Dengan bercanda saya berkata pada seorang teman yang menemani ke pameran buku itu: “Yuk sekali-kali kita beli buku macam itu dan taruhan: sampai halaman ke berapa kita sanggup membacanya!” Tentu saja hal itu tak sempat kami lakukan. Kalau seandainya toh nekad saya lakukan, saya akan bertaruh bahwa sejak membaca kata pengantarnya saya akan membuang buku itu ke tempat tidur atau kolong tempat tidur dan memilih bermimpi ketemu gadis cantik yang saya idamkan.
Soal buku tak penting ini masih berlanjut ketika saya masuk ke beberapa stan lainnya. Lihat, betapa banyak buku yang berkata soal “bagaimana sih menjalani hidup sukses”, “bagaimana menyembuhkan sakit hati yang mendera diri pribadi dan menurunkan optimisme Anda” atau “bagaimana menjadi remaja gaul yang bisa apa saja tapi tetap soleh berdasar pandangan agama”. Buku itu dikemas dengan cover menarik dan kemasan yang full colour, halaman yang cantik, kalau perlu dilengkapi gambar-gambar ilustrasi yang memikat.
Tapi sekali lagi, dilihat dari judulnya saja, kita akan sadar betapa buku itu hanya menyentuh soal praktis sehari-hari kita yang mengandaikan bahwa segala masalah, segala persoalan hidup yang kompleks, bisa diselesaikan dengan membaca buku tipis berisi tips-tips ringan yang dikemas dengan kata memikat.
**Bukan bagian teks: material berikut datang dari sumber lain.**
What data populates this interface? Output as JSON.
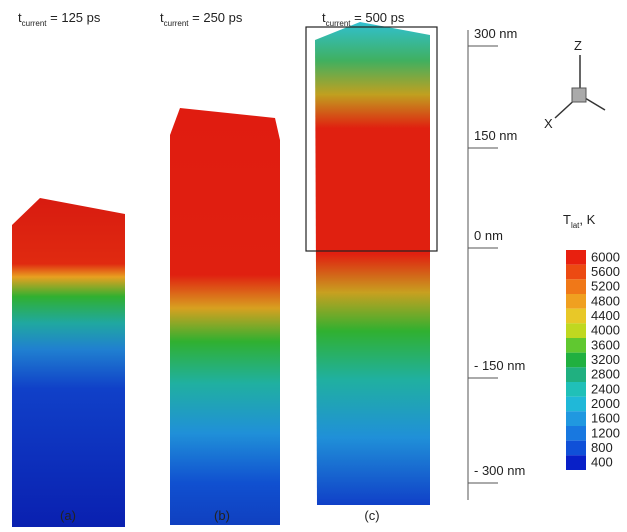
{
  "panels": [
    {
      "time_symbol": "t",
      "time_subscript": "current",
      "time_text": " = 125 ps",
      "label": "(a)"
    },
    {
      "time_symbol": "t",
      "time_subscript": "current",
      "time_text": " = 250 ps",
      "label": "(b)"
    },
    {
      "time_symbol": "t",
      "time_subscript": "current",
      "time_text": " = 500 ps",
      "label": "(c)"
    }
  ],
  "scale": {
    "labels": [
      "300 nm",
      "150 nm",
      "0 nm",
      "- 150 nm",
      "- 300 nm"
    ]
  },
  "axes": {
    "z": "Z",
    "x": "X"
  },
  "colorbar": {
    "title_symbol": "T",
    "title_subscript": "lat",
    "title_text": ", K",
    "levels": [
      6000,
      5600,
      5200,
      4800,
      4400,
      4000,
      3600,
      3200,
      2800,
      2400,
      2000,
      1600,
      1200,
      800,
      400
    ]
  }
}
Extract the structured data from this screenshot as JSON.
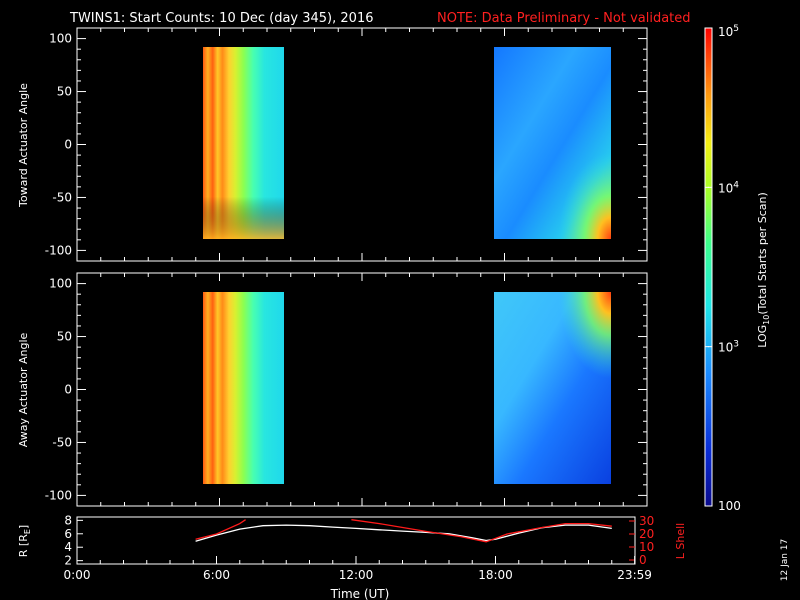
{
  "title": "TWINS1: Start Counts: 10 Dec (day 345), 2016",
  "note": "NOTE: Data Preliminary - Not validated",
  "date_stamp": "12 Jan 17",
  "colors": {
    "background": "#000000",
    "axes": "#ffffff",
    "note": "#ff2020",
    "lshell": "#ff1a1a",
    "radius": "#ffffff"
  },
  "colorbar": {
    "label": "LOG10(Total Starts per Scan)",
    "label_main": "LOG",
    "label_sub": "10",
    "label_rest": "(Total Starts per Scan)",
    "ticks": [
      {
        "value": 100,
        "text": "100"
      },
      {
        "value": 1000,
        "text": "10",
        "exp": "3"
      },
      {
        "value": 10000,
        "text": "10",
        "exp": "4"
      },
      {
        "value": 100000,
        "text": "10",
        "exp": "5"
      }
    ],
    "range": [
      100,
      100000
    ],
    "scale": "log",
    "colormap": "rainbow (blue-cyan-green-yellow-red)"
  },
  "chart_data": [
    {
      "type": "heatmap",
      "ylabel": "Toward Actuator Angle",
      "xlim": [
        0,
        24
      ],
      "ylim": [
        -110,
        110
      ],
      "yticks": [
        100,
        50,
        0,
        -50,
        -100
      ],
      "blocks": [
        {
          "x_start": 5.2,
          "x_end": 8.6,
          "y_range": [
            -90,
            90
          ],
          "dominant_log10": 4.0,
          "left_edge_log10": 4.9
        },
        {
          "x_start": 17.6,
          "x_end": 22.8,
          "y_range": [
            -90,
            90
          ],
          "dominant_log10": 2.7,
          "corner_high_log10": 4.8
        }
      ]
    },
    {
      "type": "heatmap",
      "ylabel": "Away Actuator Angle",
      "xlim": [
        0,
        24
      ],
      "ylim": [
        -110,
        110
      ],
      "yticks": [
        100,
        50,
        0,
        -50,
        -100
      ],
      "blocks": [
        {
          "x_start": 5.2,
          "x_end": 8.6,
          "y_range": [
            -90,
            90
          ],
          "dominant_log10": 4.2,
          "left_edge_log10": 4.9
        },
        {
          "x_start": 17.6,
          "x_end": 22.8,
          "y_range": [
            -90,
            90
          ],
          "dominant_log10": 2.8,
          "corner_high_log10": 4.8
        }
      ]
    },
    {
      "type": "line",
      "ylabel": "R [RE]",
      "ylabel_main": "R [R",
      "ylabel_sub": "E",
      "ylabel_end": "]",
      "y2label": "L Shell",
      "xlabel": "Time (UT)",
      "xlim": [
        0,
        24
      ],
      "xticks": [
        {
          "value": 0,
          "text": "0:00"
        },
        {
          "value": 6,
          "text": "6:00"
        },
        {
          "value": 12,
          "text": "12:00"
        },
        {
          "value": 18,
          "text": "18:00"
        },
        {
          "value": 23.983,
          "text": "23:59"
        }
      ],
      "ylim": [
        1.5,
        8.5
      ],
      "yticks": [
        2,
        4,
        6,
        8
      ],
      "y2lim": [
        0,
        30
      ],
      "y2ticks": [
        0,
        10,
        20,
        30
      ],
      "series": [
        {
          "axis": "left",
          "x": [
            5.1,
            6.0,
            7.0,
            8.0,
            9.0,
            10.0,
            11.0,
            12.0,
            13.0,
            14.0,
            15.0,
            16.0,
            17.0,
            17.6,
            18.0,
            19.0,
            20.0,
            21.0,
            22.0,
            23.0
          ],
          "values": [
            4.9,
            5.8,
            6.7,
            7.2,
            7.3,
            7.2,
            7.0,
            6.8,
            6.6,
            6.4,
            6.2,
            6.0,
            5.4,
            5.0,
            5.2,
            6.1,
            6.9,
            7.3,
            7.3,
            6.8
          ]
        },
        {
          "axis": "right",
          "x": [
            5.1,
            6.0,
            7.0,
            7.25
          ],
          "values": [
            16,
            20,
            28,
            31
          ]
        },
        {
          "axis": "right",
          "x": [
            11.8,
            13.0,
            15.0,
            16.5,
            17.6,
            18.5,
            20.0,
            21.0,
            22.0,
            23.0
          ],
          "values": [
            31,
            28,
            22,
            18,
            14,
            20,
            25,
            28,
            28,
            26
          ]
        }
      ]
    }
  ]
}
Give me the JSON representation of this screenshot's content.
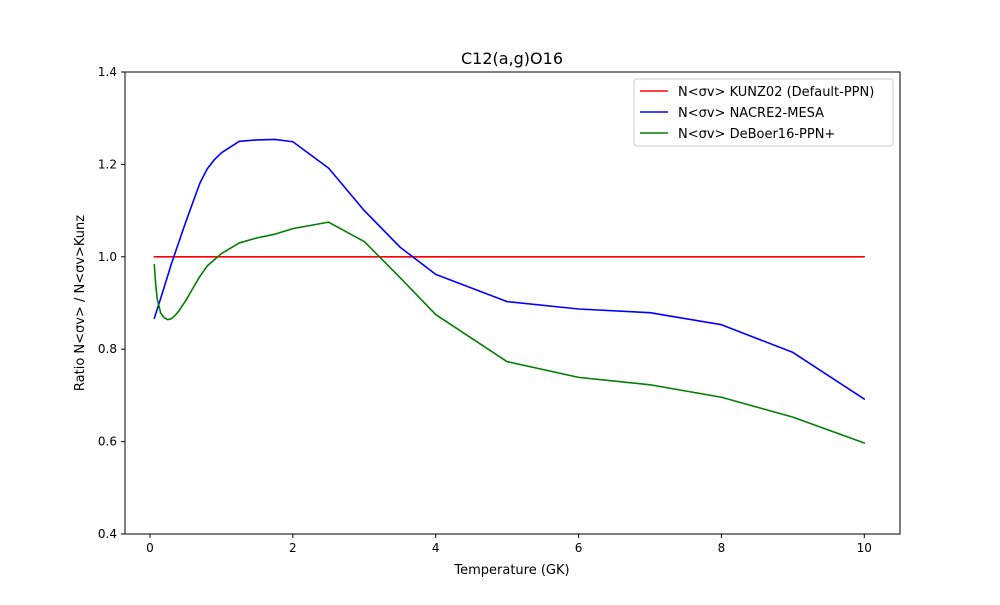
{
  "chart_data": {
    "type": "line",
    "title": "C12(a,g)O16",
    "xlabel": "Temperature (GK)",
    "ylabel": "Ratio N<σv> / N<σv>Kunz",
    "xlim": [
      -0.35,
      10.5
    ],
    "ylim": [
      0.4,
      1.4
    ],
    "xticks": [
      0,
      2,
      4,
      6,
      8,
      10
    ],
    "xtick_labels": [
      "0",
      "2",
      "4",
      "6",
      "8",
      "10"
    ],
    "yticks": [
      0.4,
      0.6,
      0.8,
      1.0,
      1.2,
      1.4
    ],
    "ytick_labels": [
      "0.4",
      "0.6",
      "0.8",
      "1.0",
      "1.2",
      "1.4"
    ],
    "grid": false,
    "legend_position": "top-right",
    "series": [
      {
        "name": "N<σv> KUNZ02 (Default-PPN)",
        "color": "#ff0000",
        "x": [
          0.06,
          10
        ],
        "y": [
          1.0,
          1.0
        ]
      },
      {
        "name": "N<σv> NACRE2-MESA",
        "color": "#0000ff",
        "x": [
          0.06,
          0.15,
          0.3,
          0.5,
          0.7,
          0.8,
          0.9,
          1.0,
          1.25,
          1.5,
          1.75,
          2.0,
          2.5,
          3.0,
          3.5,
          4.0,
          5.0,
          6.0,
          7.0,
          8.0,
          9.0,
          10.0
        ],
        "y": [
          0.867,
          0.91,
          0.985,
          1.075,
          1.16,
          1.19,
          1.21,
          1.225,
          1.25,
          1.253,
          1.254,
          1.249,
          1.192,
          1.1,
          1.021,
          0.962,
          0.903,
          0.887,
          0.879,
          0.853,
          0.793,
          0.692
        ]
      },
      {
        "name": "N<σv> DeBoer16-PPN+",
        "color": "#008000",
        "x": [
          0.06,
          0.08,
          0.1,
          0.15,
          0.2,
          0.25,
          0.3,
          0.35,
          0.4,
          0.5,
          0.6,
          0.7,
          0.8,
          1.0,
          1.25,
          1.5,
          1.75,
          2.0,
          2.5,
          3.0,
          3.5,
          4.0,
          5.0,
          6.0,
          7.0,
          8.0,
          9.0,
          10.0
        ],
        "y": [
          0.983,
          0.94,
          0.91,
          0.878,
          0.868,
          0.864,
          0.866,
          0.873,
          0.882,
          0.905,
          0.932,
          0.958,
          0.98,
          1.007,
          1.03,
          1.041,
          1.049,
          1.061,
          1.075,
          1.033,
          0.955,
          0.875,
          0.773,
          0.739,
          0.723,
          0.696,
          0.653,
          0.597
        ]
      }
    ]
  }
}
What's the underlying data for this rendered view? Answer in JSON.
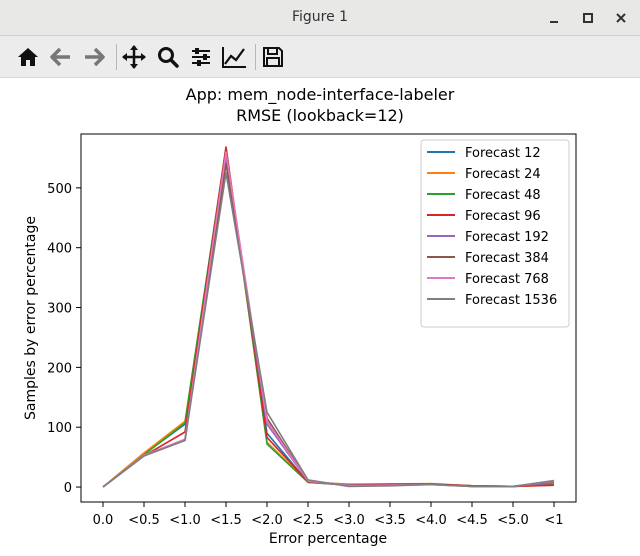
{
  "window": {
    "title": "Figure 1"
  },
  "toolbar": {
    "buttons": [
      {
        "name": "home-icon"
      },
      {
        "name": "back-arrow-icon"
      },
      {
        "name": "forward-arrow-icon"
      },
      {
        "name": "pan-move-icon"
      },
      {
        "name": "zoom-magnifier-icon"
      },
      {
        "name": "configure-subplots-icon"
      },
      {
        "name": "edit-axis-icon"
      },
      {
        "name": "save-disk-icon"
      }
    ]
  },
  "chart_data": {
    "type": "line",
    "title": "App: mem_node-interface-labeler",
    "subtitle": "RMSE (lookback=12)",
    "xlabel": "Error percentage",
    "ylabel": "Samples by error percentage",
    "categories": [
      "0.0",
      "<0.5",
      "<1.0",
      "<1.5",
      "<2.0",
      "<2.5",
      "<3.0",
      "<3.5",
      "<4.0",
      "<4.5",
      "<5.0",
      "<1"
    ],
    "ylim": [
      -25,
      590
    ],
    "yticks": [
      0,
      100,
      200,
      300,
      400,
      500
    ],
    "grid": false,
    "legend_position": "top-right",
    "series": [
      {
        "name": "Forecast 12",
        "color": "#1f77b4",
        "values": [
          0,
          55,
          105,
          555,
          90,
          8,
          3,
          4,
          5,
          2,
          1,
          8
        ]
      },
      {
        "name": "Forecast 24",
        "color": "#ff7f0e",
        "values": [
          0,
          57,
          110,
          560,
          75,
          8,
          5,
          5,
          6,
          2,
          1,
          3
        ]
      },
      {
        "name": "Forecast 48",
        "color": "#2ca02c",
        "values": [
          0,
          54,
          107,
          568,
          72,
          8,
          3,
          3,
          5,
          2,
          1,
          4
        ]
      },
      {
        "name": "Forecast 96",
        "color": "#d62728",
        "values": [
          0,
          52,
          92,
          568,
          83,
          9,
          3,
          5,
          5,
          2,
          1,
          3
        ]
      },
      {
        "name": "Forecast 192",
        "color": "#9467bd",
        "values": [
          0,
          52,
          80,
          545,
          105,
          10,
          3,
          3,
          4,
          1,
          1,
          7
        ]
      },
      {
        "name": "Forecast 384",
        "color": "#8c564b",
        "values": [
          0,
          52,
          78,
          540,
          115,
          10,
          2,
          3,
          5,
          1,
          1,
          9
        ]
      },
      {
        "name": "Forecast 768",
        "color": "#e377c2",
        "values": [
          0,
          53,
          80,
          560,
          110,
          10,
          2,
          3,
          4,
          1,
          1,
          10
        ]
      },
      {
        "name": "Forecast 1536",
        "color": "#7f7f7f",
        "values": [
          0,
          52,
          78,
          525,
          125,
          12,
          1,
          2,
          4,
          1,
          1,
          11
        ]
      }
    ]
  }
}
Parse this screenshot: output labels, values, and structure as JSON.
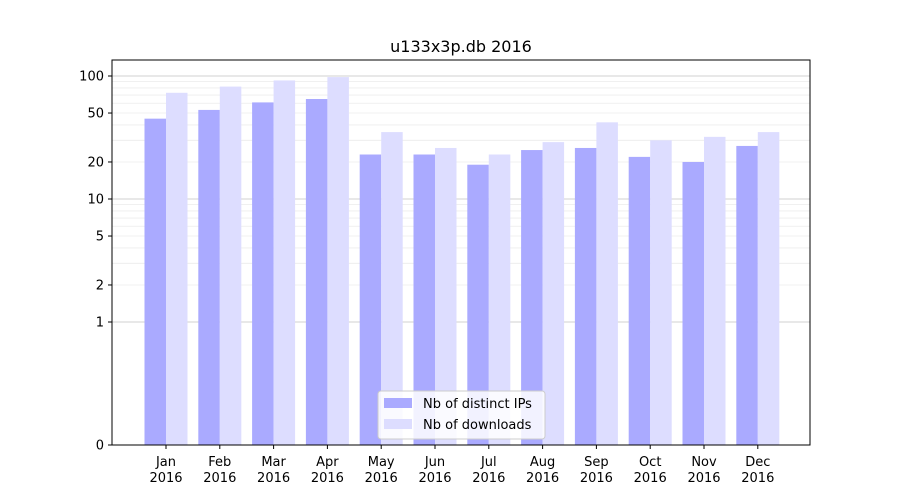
{
  "chart_data": {
    "type": "bar",
    "title": "u133x3p.db 2016",
    "xlabel": "",
    "ylabel": "",
    "y_scale": "symlog",
    "ylim": [
      0,
      130
    ],
    "yticks": [
      0,
      1,
      2,
      5,
      10,
      20,
      50,
      100
    ],
    "grid": true,
    "legend_position": "lower-center",
    "categories": [
      [
        "Jan",
        "2016"
      ],
      [
        "Feb",
        "2016"
      ],
      [
        "Mar",
        "2016"
      ],
      [
        "Apr",
        "2016"
      ],
      [
        "May",
        "2016"
      ],
      [
        "Jun",
        "2016"
      ],
      [
        "Jul",
        "2016"
      ],
      [
        "Aug",
        "2016"
      ],
      [
        "Sep",
        "2016"
      ],
      [
        "Oct",
        "2016"
      ],
      [
        "Nov",
        "2016"
      ],
      [
        "Dec",
        "2016"
      ]
    ],
    "series": [
      {
        "name": "Nb of distinct IPs",
        "color": "#aaaaff",
        "values": [
          45,
          53,
          61,
          65,
          23,
          23,
          19,
          25,
          26,
          22,
          20,
          27
        ]
      },
      {
        "name": "Nb of downloads",
        "color": "#ddddff",
        "values": [
          73,
          82,
          92,
          98,
          35,
          26,
          23,
          29,
          42,
          30,
          32,
          35
        ]
      }
    ]
  }
}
Setiap melihat buku-buku macam itu, saya jadi bertanya-tanya: bisakah persoalan sehari-hari kita diselesaikan dengan sebuah panduan ala buku” how to”? Saya jawab tidak!
Tapi siapakah saya? Barangkali hanya seorang pembaca yang tak penting. Dan karenanya, akan kita dapati kenyataan bahwa buku-buku macam itu masih saja membanjiri pasaran buku kita dengan penggemar yang tiba-tiba saja datang entah dari mana. Maka, jangan protes kalau Anda masih menemui buku “bagaimana membaca pikiran laki-laki” atau “bagaimana membuat perilaku Anda menarik hati orang lain di segala lingkungan”. Buku-buku macam itu, agaknya masih akan tersu ditulis dan semoga saja ada yang sudi membacanya dengan tulus, penuh air mata kalau perlu, dan merasa berbahagia seolah telah menemukan surga setelah membaca buku itu.
Tapi, Tuhan Maha Adil. Masih ada deretan buku penting yang layak Anda konsumsi. Buku puisi, novel, cerpen, filsafat, agama, dan beberapa genre lainnya adalah buku-buku yang sebenarnya amat pantas kita nikmat sambil minum teh dan duduk di teras saat malam hari. Buku-buku itu, karena harga yang mahal, atau konsumen yang tak banyak, akan sangat mudah jatuh ke tangan “Yusuf Agency”: sebuah toko buku yang menjual buku lama dengan harga 5 sampai 25 ribu. Meski bagi kita yang berkantong tipis, masuknya buku ke Yusuf Agency adalah sebuah berkah, tapi fenomena ini secara global menunjukkan betapa “manfaat” tak selalu berbanding lurus dengan “tingkat penjualan” sebuah produk. Budaya instan dan ingin “cepat kaya tapi tetap masuk surga dan disayang keluarga” membuat banyak dari kita memilih buku how to “membuat diri kita sukses dunia akhirat tanpa menghilangkan potensi kebinatangan kita”.
Budaya instan itulah yang agaknya membuat buku tips ringan ala seorang juru terang maha hebat menjadi lebih laku dan lebih dicari daripada sebuah novel tebal penuh pertanyaan gelisah dari seorang penulis kelas satu. Yah, kalau dulu Erskine Caldwell menulis dengan duduk berjam-jam di depan mesin tik sambil merasakan kebosanan yang hampir membunuh, sekarang sebagian kita yang ingin jadi penulis instan tinggal buka internet dan meng-copy paste bahan tulisan, ubah sana-sini, lalu kirim ke penerbit yang 50 persen sahamnya milik paman kita.
Haloo, ini tahun 2007 dan Erskine sudah lama tak ada lagi kan?